Information / Communication:

     • Pocket watches and clocks exist, although the former are expensive enough to limit their ownership to those who require such and/or have the liquid assets to afford them. Chances are, however, that your character is liable to settle for telling time via public clocks or the good ol' sun.

     • Public clocks do exist in most cities. Think Big Ben, or just a grandfather clock in some business' lobby.

     • Telegraph technology exists, but in its infancy. The electricity generation technology does not exist to make full use of it, nor to implement it in large scale networks.

     • Long-distance communication is often done via semaphore or courier. The former involves tall towers with signal lamps or mirrors and occasionally flags. Most navies prefer to use flags, while airships lean towards the larger vessel separations allowed by light-based signaling. It does require the airships to carry large batteries to power their signal lamps, though, so many merchantmen make do with an "airship semaphore" involving larger flags flown in a particular order below the gondola or behind the airship. Slower, but easier to see than a guy waving two tiny flags about.

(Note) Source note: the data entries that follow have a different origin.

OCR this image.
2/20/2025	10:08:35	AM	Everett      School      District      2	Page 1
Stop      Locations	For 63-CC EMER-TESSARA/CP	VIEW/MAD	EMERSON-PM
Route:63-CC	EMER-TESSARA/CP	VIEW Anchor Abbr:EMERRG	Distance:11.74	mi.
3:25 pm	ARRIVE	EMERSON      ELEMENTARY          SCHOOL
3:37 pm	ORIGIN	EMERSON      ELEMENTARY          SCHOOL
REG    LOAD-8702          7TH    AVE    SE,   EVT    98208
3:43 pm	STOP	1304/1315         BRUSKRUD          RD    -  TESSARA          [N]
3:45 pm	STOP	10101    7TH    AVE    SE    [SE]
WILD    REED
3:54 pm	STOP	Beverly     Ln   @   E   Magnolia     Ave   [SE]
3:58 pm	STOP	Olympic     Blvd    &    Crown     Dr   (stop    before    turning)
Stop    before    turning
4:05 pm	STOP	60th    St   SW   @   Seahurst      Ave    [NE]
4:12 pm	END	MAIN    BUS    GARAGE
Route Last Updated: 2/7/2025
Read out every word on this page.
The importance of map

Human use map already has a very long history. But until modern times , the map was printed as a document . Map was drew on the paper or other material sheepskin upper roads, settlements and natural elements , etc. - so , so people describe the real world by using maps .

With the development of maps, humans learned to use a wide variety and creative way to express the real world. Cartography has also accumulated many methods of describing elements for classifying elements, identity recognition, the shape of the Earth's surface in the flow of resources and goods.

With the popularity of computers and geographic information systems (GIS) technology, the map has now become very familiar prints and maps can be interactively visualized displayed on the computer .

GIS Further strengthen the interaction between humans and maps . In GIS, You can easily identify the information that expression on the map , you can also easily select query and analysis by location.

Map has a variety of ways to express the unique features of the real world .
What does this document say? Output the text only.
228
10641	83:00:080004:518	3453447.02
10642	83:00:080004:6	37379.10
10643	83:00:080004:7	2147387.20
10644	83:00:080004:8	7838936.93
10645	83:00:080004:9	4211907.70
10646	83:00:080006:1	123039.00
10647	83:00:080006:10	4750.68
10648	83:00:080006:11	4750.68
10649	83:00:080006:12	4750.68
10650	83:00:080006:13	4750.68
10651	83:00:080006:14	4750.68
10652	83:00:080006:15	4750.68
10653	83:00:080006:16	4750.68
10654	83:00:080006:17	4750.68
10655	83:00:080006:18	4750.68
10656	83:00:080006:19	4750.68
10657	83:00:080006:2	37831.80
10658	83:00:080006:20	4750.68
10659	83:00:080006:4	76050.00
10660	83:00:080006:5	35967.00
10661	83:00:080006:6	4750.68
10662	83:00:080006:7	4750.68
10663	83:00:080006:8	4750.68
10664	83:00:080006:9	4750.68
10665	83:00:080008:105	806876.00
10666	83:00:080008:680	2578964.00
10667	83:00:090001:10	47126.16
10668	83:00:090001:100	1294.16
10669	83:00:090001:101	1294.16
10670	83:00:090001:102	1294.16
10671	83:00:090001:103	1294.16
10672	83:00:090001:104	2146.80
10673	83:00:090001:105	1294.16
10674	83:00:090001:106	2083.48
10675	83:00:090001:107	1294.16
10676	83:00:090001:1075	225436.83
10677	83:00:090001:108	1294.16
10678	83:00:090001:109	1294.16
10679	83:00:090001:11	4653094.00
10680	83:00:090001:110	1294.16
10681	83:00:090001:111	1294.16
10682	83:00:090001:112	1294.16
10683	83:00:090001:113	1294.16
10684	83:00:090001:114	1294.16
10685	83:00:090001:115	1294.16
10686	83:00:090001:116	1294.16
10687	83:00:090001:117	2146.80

     • Lens grinding has evolved to the point of producing decent telescopes for the discerning traveller. They're still expensive enough to warrant only one or two on any given vessel, though.

     • Insert fountain pens here.

     • Typewriters exist, although they're very similar in shape and form to the Hansen Writing Ball (1) – one of the first commercial typewriters. I'll be honest, the fact that it looks steampunk as all get out was a major selling point in my mind.

 

Comments (1)

Dat said

at 3:48 am on Jul 30, 2009

Using the comments here to expand on what Erica's mentioned in-edit. Noble gasses are so called because they have this property of, well, not reacting with anything. That's why it took us so dang long to produce any noticable quantity of helium, and part of why the loss of the USS Akron was such a blow. Anyhow, it cannot be produced biologically as that would require some form of chemical reaction. Other lifting gasses are ammonia and methane, both of which are common biological agents.